La ricerca della tomba
Una volta che il comune ha aderito al servizio, nell’app potete cercare:
- nome e cognome
- a volte anche il comune o il cimitero
Il sistema trova la scheda del defunto e mostra la posizione esatta della tomba sulla mappa interattiva.
Una volta trovata la posizione:
- l’app mostra la mappa interna del cimitero
- oppure apre la navigazione tramite GPS con Google Maps
- vi guida fino al punto preciso della sepoltura
In pratica funziona come un navigatore stradale ma dentro il cimitero.
Oltre alla posizione, l’app può offrire anche:
- biografia e foto del defunto
- messaggi o dediche dei familiari
- accensione di ceri virtuali
- invio di fiori o richiesta di pulizia della lapide a distanza.
Enrico Massi è l’imprenditore italiano che ha ideato e fondato l’app Aldilapp,ormai utilizzata in centinaia di comuni italiani. Anche se agli inizi del 2026 l’app è stata l’oggetto di un intervento odel Garante della Privacy che ha imposto sanzioni e modifiche per adeguare la gestione dei dati personali degli utenti e dei profili digitali dei defunti alle normative vigenti.

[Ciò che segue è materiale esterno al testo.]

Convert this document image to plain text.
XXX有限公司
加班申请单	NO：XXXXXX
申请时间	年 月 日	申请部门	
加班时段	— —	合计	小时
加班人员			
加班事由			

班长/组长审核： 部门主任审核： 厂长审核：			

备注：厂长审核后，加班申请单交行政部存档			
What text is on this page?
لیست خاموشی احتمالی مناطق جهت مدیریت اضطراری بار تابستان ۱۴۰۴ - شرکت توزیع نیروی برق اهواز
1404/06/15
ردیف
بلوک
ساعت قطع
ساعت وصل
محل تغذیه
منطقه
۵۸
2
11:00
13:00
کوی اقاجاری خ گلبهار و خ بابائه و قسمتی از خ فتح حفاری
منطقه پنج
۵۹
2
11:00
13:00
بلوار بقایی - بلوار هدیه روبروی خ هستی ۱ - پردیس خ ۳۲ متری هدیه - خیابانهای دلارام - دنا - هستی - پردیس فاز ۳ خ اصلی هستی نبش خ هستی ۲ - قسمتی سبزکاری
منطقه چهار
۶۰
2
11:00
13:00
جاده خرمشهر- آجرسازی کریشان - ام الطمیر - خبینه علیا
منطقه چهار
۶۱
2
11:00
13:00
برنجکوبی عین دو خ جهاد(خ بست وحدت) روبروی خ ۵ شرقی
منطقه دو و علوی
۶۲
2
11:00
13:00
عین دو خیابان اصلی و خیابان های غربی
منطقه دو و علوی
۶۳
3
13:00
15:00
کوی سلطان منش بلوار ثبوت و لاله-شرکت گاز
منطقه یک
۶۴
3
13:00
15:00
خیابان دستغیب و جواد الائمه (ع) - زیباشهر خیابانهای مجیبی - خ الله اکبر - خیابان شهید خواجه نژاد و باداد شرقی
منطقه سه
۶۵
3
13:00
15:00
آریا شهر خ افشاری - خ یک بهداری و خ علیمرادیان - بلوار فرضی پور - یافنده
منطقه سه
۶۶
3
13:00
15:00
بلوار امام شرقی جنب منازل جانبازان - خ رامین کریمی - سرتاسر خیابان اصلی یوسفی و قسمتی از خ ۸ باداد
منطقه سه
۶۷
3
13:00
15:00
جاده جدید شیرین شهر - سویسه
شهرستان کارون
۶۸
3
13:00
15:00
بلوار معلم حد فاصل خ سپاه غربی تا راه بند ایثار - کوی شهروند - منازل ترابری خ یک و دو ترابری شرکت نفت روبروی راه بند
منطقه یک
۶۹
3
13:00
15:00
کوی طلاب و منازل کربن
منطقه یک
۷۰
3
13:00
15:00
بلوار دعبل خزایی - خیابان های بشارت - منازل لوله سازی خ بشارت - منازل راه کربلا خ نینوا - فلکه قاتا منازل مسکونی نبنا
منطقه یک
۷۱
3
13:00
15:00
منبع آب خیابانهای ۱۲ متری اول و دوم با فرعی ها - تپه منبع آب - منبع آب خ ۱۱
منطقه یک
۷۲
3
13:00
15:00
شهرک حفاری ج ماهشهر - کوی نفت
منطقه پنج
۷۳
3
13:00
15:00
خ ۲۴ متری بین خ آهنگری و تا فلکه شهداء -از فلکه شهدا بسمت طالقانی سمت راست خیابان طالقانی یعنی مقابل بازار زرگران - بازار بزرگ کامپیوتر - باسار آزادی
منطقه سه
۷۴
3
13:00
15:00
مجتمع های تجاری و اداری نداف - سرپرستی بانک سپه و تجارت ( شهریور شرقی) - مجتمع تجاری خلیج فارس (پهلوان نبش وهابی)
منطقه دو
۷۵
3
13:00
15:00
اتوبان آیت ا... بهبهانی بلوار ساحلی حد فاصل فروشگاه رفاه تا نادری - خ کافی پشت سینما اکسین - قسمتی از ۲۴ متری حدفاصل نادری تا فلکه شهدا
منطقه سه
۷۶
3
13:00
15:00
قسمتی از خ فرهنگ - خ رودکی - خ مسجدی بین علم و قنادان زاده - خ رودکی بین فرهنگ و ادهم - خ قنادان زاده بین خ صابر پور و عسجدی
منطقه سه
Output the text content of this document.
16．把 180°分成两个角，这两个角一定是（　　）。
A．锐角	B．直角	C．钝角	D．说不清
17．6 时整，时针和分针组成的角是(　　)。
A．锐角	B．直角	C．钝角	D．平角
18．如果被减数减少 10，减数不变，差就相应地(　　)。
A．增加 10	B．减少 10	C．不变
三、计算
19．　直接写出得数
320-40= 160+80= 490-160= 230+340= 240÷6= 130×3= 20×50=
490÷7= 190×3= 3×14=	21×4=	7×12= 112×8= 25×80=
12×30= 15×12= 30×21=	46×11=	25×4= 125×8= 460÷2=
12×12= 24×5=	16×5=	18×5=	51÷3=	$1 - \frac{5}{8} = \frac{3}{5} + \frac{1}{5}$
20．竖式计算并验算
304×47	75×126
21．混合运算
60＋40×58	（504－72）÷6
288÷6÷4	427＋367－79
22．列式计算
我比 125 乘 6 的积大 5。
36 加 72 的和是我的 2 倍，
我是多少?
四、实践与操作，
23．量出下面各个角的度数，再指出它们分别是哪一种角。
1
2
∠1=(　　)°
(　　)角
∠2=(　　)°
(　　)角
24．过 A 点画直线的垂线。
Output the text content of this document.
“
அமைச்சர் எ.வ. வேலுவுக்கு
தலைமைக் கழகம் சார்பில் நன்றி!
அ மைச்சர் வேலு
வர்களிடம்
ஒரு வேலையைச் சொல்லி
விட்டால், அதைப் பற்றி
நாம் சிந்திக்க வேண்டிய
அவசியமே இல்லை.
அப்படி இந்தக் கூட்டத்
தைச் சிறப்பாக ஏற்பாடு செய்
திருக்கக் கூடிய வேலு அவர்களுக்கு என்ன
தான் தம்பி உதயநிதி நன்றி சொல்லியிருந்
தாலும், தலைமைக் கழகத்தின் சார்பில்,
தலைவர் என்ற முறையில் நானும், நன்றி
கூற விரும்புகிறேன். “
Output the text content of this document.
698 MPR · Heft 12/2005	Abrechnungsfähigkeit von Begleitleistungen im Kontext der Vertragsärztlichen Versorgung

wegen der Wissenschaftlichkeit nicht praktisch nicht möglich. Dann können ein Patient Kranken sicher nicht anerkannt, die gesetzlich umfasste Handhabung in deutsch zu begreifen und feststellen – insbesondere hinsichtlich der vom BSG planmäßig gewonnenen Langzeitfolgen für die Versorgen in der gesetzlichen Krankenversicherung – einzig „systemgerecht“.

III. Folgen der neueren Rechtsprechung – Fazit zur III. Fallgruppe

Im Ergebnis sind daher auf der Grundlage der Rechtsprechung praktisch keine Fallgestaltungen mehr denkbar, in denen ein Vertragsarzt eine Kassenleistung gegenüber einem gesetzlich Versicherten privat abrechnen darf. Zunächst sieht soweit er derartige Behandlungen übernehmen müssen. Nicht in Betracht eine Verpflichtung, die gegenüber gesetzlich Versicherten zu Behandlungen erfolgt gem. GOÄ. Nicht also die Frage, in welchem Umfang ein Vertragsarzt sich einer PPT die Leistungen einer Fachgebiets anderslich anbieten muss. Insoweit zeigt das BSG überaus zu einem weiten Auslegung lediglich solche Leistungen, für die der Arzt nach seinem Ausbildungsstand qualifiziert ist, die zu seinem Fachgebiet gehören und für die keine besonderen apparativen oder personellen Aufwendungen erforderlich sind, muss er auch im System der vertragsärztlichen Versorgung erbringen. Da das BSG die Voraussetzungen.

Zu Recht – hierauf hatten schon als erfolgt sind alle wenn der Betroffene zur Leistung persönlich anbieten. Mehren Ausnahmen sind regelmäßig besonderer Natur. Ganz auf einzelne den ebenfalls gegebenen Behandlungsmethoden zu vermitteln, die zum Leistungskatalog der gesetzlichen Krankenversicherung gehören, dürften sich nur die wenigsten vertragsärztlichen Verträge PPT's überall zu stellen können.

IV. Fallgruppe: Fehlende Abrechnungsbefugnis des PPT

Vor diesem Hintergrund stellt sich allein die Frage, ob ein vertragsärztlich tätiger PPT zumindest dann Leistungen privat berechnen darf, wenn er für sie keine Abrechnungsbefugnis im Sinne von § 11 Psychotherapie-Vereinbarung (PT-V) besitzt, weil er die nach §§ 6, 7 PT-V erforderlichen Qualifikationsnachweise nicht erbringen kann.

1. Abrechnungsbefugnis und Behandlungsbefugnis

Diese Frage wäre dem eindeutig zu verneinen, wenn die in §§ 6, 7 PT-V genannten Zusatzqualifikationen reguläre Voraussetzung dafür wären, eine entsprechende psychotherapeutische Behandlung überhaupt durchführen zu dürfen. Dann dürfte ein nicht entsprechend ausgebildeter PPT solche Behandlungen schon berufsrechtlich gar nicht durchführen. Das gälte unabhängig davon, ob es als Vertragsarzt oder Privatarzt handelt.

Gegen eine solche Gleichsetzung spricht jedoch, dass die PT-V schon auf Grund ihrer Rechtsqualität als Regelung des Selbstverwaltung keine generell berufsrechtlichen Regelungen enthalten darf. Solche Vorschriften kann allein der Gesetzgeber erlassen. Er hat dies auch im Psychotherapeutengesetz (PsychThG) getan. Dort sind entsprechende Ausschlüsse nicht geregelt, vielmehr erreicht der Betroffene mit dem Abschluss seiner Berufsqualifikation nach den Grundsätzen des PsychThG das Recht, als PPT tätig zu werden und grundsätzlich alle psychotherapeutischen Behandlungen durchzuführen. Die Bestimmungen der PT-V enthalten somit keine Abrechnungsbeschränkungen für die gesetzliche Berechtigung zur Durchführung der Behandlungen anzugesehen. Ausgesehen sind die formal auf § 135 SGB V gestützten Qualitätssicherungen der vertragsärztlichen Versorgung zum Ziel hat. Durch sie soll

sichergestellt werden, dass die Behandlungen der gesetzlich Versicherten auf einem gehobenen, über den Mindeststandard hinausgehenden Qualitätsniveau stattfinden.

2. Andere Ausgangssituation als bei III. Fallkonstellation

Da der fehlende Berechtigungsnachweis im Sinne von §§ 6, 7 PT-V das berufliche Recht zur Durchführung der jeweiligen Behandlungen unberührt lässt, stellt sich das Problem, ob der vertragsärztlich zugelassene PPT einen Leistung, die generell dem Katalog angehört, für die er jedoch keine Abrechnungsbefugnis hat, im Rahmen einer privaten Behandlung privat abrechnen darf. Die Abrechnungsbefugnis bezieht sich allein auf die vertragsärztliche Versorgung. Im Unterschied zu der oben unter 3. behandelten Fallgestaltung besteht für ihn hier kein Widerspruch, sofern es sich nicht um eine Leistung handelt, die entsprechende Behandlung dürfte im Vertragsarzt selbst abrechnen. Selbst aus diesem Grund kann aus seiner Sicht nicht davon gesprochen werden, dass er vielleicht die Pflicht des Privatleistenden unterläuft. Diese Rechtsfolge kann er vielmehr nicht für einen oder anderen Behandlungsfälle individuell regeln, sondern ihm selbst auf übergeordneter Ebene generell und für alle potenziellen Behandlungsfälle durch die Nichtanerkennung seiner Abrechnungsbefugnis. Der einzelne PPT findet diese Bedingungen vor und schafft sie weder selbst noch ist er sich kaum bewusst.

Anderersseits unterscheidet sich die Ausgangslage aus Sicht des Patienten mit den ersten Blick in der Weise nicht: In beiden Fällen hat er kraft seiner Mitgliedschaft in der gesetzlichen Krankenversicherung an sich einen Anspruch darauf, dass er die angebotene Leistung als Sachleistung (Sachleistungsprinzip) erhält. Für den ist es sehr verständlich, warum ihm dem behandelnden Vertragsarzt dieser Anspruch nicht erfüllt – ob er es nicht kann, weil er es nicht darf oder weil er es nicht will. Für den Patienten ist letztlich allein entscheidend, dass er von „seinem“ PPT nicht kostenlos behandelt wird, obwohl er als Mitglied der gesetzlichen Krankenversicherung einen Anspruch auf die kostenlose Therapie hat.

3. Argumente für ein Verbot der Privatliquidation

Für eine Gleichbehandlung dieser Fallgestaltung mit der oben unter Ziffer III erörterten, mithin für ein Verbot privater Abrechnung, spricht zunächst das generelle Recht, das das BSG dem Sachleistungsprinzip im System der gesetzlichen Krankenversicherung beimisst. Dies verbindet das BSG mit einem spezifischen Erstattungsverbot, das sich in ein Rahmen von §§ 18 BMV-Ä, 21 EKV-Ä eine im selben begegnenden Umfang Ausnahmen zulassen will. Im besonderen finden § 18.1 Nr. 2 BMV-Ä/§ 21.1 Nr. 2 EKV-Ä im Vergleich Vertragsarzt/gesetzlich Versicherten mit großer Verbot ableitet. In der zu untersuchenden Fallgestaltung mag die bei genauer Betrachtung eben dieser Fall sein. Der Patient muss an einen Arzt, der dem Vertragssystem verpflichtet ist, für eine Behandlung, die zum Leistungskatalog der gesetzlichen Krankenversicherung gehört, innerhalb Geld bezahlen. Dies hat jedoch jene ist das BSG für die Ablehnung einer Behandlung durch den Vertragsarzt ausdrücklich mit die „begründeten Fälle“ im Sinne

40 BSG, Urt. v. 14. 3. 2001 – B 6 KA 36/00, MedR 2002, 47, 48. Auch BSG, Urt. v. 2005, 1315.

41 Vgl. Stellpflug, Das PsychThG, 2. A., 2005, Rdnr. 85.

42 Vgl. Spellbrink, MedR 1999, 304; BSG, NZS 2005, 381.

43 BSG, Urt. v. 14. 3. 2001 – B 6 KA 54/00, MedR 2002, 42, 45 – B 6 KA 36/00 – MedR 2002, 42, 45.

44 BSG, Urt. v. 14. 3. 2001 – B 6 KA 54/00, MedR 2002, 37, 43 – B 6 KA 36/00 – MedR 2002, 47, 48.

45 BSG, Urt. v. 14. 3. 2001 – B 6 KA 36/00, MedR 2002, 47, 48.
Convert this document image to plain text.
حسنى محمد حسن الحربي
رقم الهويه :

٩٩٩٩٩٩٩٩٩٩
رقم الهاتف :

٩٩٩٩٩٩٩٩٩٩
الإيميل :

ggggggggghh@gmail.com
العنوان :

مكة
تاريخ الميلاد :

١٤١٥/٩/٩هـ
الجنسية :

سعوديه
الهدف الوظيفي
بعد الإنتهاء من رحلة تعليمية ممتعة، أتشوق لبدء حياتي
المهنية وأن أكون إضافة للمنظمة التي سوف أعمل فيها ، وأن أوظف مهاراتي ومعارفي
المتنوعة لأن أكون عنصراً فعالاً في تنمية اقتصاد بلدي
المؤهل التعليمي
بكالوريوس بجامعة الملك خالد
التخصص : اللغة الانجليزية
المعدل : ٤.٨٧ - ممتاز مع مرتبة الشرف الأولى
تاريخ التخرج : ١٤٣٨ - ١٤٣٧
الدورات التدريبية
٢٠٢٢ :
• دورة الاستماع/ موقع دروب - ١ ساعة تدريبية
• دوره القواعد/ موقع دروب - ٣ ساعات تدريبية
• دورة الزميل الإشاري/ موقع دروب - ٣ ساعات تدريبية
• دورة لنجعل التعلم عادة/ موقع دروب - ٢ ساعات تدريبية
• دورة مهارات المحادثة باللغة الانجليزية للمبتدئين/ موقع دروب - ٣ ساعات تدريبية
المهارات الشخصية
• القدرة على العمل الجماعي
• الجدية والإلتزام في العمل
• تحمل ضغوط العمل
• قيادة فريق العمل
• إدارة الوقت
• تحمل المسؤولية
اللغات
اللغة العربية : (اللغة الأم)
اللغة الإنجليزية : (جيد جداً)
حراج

All’esito degli accertamenti, è emerso che l’utilizzo di un’unica piattaforma per offrire sia servizi istituzionali sia servizi di tipo “social” e commerciale – inscindibilmente connessi tra loro – presenta diverse criticità. Comporta infatti trattamenti di dati personali eccedenti rispetto alle sole finalità istituzionali e può creare negli utenti la legittima aspettativa che tutti i trattamenti siano riconducibili ai Comuni. Ulteriori criticità riguardano la regolamentazione dei rapporti tra i soggetti coinvolti, la scarsa trasparenza nei confronti degli utenti, nonché l’inadeguatezza di alcune misure tecniche e organizzative.
Il Garante ha quindi disposto il rafforzamento delle misure di sicurezza, la netta separazione tra servizi istituzionali e quelli di natura “social” e commerciale, nonché la cancellazione dei “profili digitali” creati automaticamente dai database comunali e delle interazioni ad essi associate.
Tali servizi potranno essere erogati da Stup su richiesta degli utenti e senza utilizzare i database cimiteriali messi a disposizione dai Comuni esclusivamente per l’erogazione del servizio di informazione sull’ubicazione dei defunti nei propri cimiteri.
Tenuto conto della natura innovativa del servizio, dell’assenza di reclami e della collaborazione fornita nel corso dell’istruttoria, l’Autorità ha irrogato sanzioni amministrative di importo contenuto: 6mila euro a Stup; 3mila euro al Comune di Ancona, 2mila euro al Comune di Velletri e 2.500 euro ai gestori cimiteriali.